The government is rolling out the ‘ANGeL’ program nationwide to train women farmers in order to develop dietary diversity, nutrition and financial gains, and cut medical costs
Women constitute over 50% of the farm labour force in Bangladesh, much higher a participation comparing to 30% in India and Pakistan. But as they belong to small and marginal farm households, they are often left out from getting benefits of government’s agricultural extension service.
Things must change from here.

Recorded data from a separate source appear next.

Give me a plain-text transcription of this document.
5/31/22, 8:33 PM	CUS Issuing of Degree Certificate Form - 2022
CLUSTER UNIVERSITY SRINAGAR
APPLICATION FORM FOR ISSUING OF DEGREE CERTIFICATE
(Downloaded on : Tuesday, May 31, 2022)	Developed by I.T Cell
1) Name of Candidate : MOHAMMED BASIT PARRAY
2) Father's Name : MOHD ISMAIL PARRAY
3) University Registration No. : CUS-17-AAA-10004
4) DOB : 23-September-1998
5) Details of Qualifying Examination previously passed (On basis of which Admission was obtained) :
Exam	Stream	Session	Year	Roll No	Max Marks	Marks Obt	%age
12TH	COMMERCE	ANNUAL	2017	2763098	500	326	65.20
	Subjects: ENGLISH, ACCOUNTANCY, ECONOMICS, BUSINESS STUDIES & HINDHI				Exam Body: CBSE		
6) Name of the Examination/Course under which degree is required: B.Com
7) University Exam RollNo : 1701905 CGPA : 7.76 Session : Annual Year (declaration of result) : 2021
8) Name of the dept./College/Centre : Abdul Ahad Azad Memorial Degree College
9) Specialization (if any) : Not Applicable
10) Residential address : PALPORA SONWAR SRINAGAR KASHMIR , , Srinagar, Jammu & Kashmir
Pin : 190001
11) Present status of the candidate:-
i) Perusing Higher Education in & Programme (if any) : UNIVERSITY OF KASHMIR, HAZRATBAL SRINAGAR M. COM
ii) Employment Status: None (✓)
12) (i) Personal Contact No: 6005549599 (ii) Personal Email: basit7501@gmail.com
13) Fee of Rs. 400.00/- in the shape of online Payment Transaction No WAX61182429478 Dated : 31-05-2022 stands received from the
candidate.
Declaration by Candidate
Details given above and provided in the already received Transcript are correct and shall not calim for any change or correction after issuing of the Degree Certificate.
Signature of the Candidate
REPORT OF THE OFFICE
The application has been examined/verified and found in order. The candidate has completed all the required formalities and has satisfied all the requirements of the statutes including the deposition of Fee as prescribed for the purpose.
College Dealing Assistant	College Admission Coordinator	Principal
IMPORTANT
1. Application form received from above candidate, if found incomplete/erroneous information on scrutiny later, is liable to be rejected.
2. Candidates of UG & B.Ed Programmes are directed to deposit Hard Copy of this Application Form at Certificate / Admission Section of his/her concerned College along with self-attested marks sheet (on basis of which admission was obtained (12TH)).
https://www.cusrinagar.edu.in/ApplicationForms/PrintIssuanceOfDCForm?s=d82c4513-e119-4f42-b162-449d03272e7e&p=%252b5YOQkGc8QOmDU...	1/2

And government has just found out a wonderful way to empower women in agriculture.
A government commissioned 17-month pilot – Agriculture, Nutrition, and Gender Linkages (ANGeL) –gives it a proof of evidence that both the agricultural and dietary diversity enhances and more financial gains are ensured if women along with their male counterparts are provided with a combo training of farm production, nutrition and gender sensitization.

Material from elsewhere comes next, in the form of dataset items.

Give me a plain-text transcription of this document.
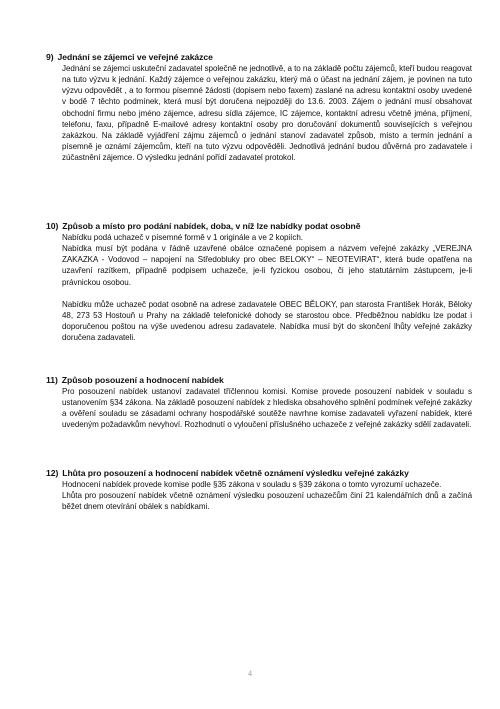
9) Jednání se zájemci ve veřejné zakázce

Jednání se zájemci uskuteční zadavatel společně ne jednotlivě, a to na základě počtu zájemců, kteří budou reagovat na tuto výzvu k jednání. Každý zájemce o veřejnou zakázku, který má o účast na jednání zájem, je povinen na tuto výzvu odpovědět , a to formou písemné žádosti (dopisem nebo faxem) zaslané na adresu kontaktní osoby uvedené v bodě 7 těchto podmínek, která musí být doručena nejpozději do 13.6. 2003. Zájem o jednání musí obsahovat obchodní firmu nebo jméno zájemce, adresu sídla zájemce, IC zájemce, kontaktní adresu včetně jména, příjmení, telefonu, faxu, případně E-mailové adresy kontaktní osoby pro doručování dokumentů souvisejících s veřejnou zakázkou. Na základě vyjádření zájmu zájemců o jednání stanoví zadavatel způsob, místo a termín jednání a písemně je oznámí zájemcům, kteří na tuto výzvu odpověděli. Jednotlivá jednání budou důvěrná pro zadavatele i zúčastnění zájemce. O výsledku jednání pořídí zadavatel protokol.

10) Způsob a místo pro podání nabídek, doba, v níž lze nabídky podat osobně

Nabídku podá uchazeč v písemné formě v 1 originále a ve 2 kopiích.

Nabídka musí být podána v řádně uzavřené obálce označené popisem a názvem veřejné zakázky „VEREJNA ZAKAZKA - Vodovod – napojení na Středobluky pro obec BELOKY“ – NEOTEVIRAT“, která bude opatřena na uzavření razítkem, případně podpisem uchazeče, je-li fyzickou osobou, či jeho statutárním zástupcem, je-li právnickou osobou.

Nabídku může uchazeč podat osobně na adrese zadavatele OBEC BĚLOKY, pan starosta František Horák, Běloky 48, 273 53 Hostouň u Prahy na základě telefonické dohody se starostou obce. Předběžnou nabídku lze podat i doporučenou poštou na výše uvedenou adresu zadavatele. Nabídka musí být do skončení lhůty veřejné zakázky doručena zadavateli.

11) Způsob posouzení a hodnocení nabídek

Pro posouzení nabídek ustanoví zadavatel tříčlennou komisi. Komise provede posouzení nabídek v souladu s ustanovením §34 zákona. Na základě posouzení nabídek z hlediska obsahového splnění podmínek veřejné zakázky a ověření souladu se zásadami ochrany hospodářské soutěže navrhne komise zadavateli vyřazení nabídek, které uvedeným požadavkům nevyhoví. Rozhodnutí o vyloučení příslušného uchazeče z veřejné zakázky sdělí zadavateli.

12) Lhůta pro posouzení a hodnocení nabídek včetně oznámení výsledku veřejné zakázky

Hodnocení nabídek provede komise podle §35 zákona v souladu s §39 zákona o tomto vyrozumí uchazeče.

Lhůta pro posouzení nabídek včetně oznámení výsledku posouzení uchazečům činí 21 kalendářních dnů a začíná běžet dnem otevírání obálek s nabídkami.

4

The ANGeL study run by the Ministry of Agriculture (MoA) in cooperation with Washington-based food policy think-tank International Food Policy Research Institute (IFPRI) among 4,000 farm households in 16 upazilas in equal number of districts, found out that a combination of agriculture, nutrition, and gender sensitization trainings produced great improvements in empowerment of women in agriculture.
IFPRI Head in Bangladesh Dr Akhter Ahmed, who designed and spearheaded the study for MoA, told Dhaka Tribune that it is observed that when women along with their male counterparts are given trainings on agriculture production, nutritional behaviour change and gender sensitization – it help increase farm productivity, rise in growth of non-rice crops resulting in agricultural diversity.
Their knowledge gained through such trainings also helps them provide the children with nutritious and diversified diets thereby, cutting cost on medical expenses, he explained.
Such interventions in 16 upazilas under the pilot helped empowering women in agriculture sector take income decisions and asset utilization.
Encouraged by the outcome of the study, the MoA has recently decided to roll out the ANGeL across the nation.
The government will soon go for expanding ANGeL to 120 upazilas setting stage for taking it nationwide, said Masuma Yunus, immediate past deputy research director of Agricultural Policy Support Unit (APSU) of the Ministry of Agriculture that coordinated the IFPRI-designed ANGeL implemented by the Department of Agricultural Extension (DAE).
According to the UN Food and Agricultural Organization, women in Bangladesh constitute more than 50% of farm labour force. As they mostly belong to smallholding farms, their access to formal farm credit and agricultural extension service is limited.
Bangladesh Integrated Household Survey (BIHS) carried out by the International Food Policy Research Institute (IFPRI) earlier found that the country's farm sector is dominated by smallholders but the small and marginal farmers have half the access to the state-provided farm credit and agricultural extension services compared to their peers in the large and medium farm-hold category.
In spite of the obstacles, the per unit output from the small and marginal farmers is much higher than the per unit yield from the richer farmers, the survey found.
Over 76% of the country's farmers are small and marginal. They either toil in their own small farms (up to 1.49 acres of land) or in others' lands, says the survey.
On the other hand, less than a quarter of the farming community belongs to the category of medium and big farmers who own at least above 1.5 acres of land each.
Over a third of the farmers (36%) are pure tenant, who do not own any arable land.
According to the United Nations Food and Agriculture Organization (FAO), women make essential contributions to agriculture in developing countries, but their roles differ significantly by region and are changing rapidly in some areas.
It says, women comprise, on average, 43% of the agricultural labour force in developing countries, ranging from 20% in Latin America to 50% in Eastern Asia and sub-Saharan Africa.
Women in agriculture and rural areas have one thing in common across regions: they have less access than men to productive resources and opportunities. The gender gap is found for many assets, inputs and services – land, livestock, labour, education, extension and financial services, and technology – and it imposes costs on the agriculture sector, the broader economy and society as well as on women themselves.
If women had the same access to productive resources as men, FAO says, they could increase yields on their farms by 20–30%. This could raise total agricultural output in developing countries by 2.5–4%, which could in turn reduce the number of hungry people in the world by 12–17%.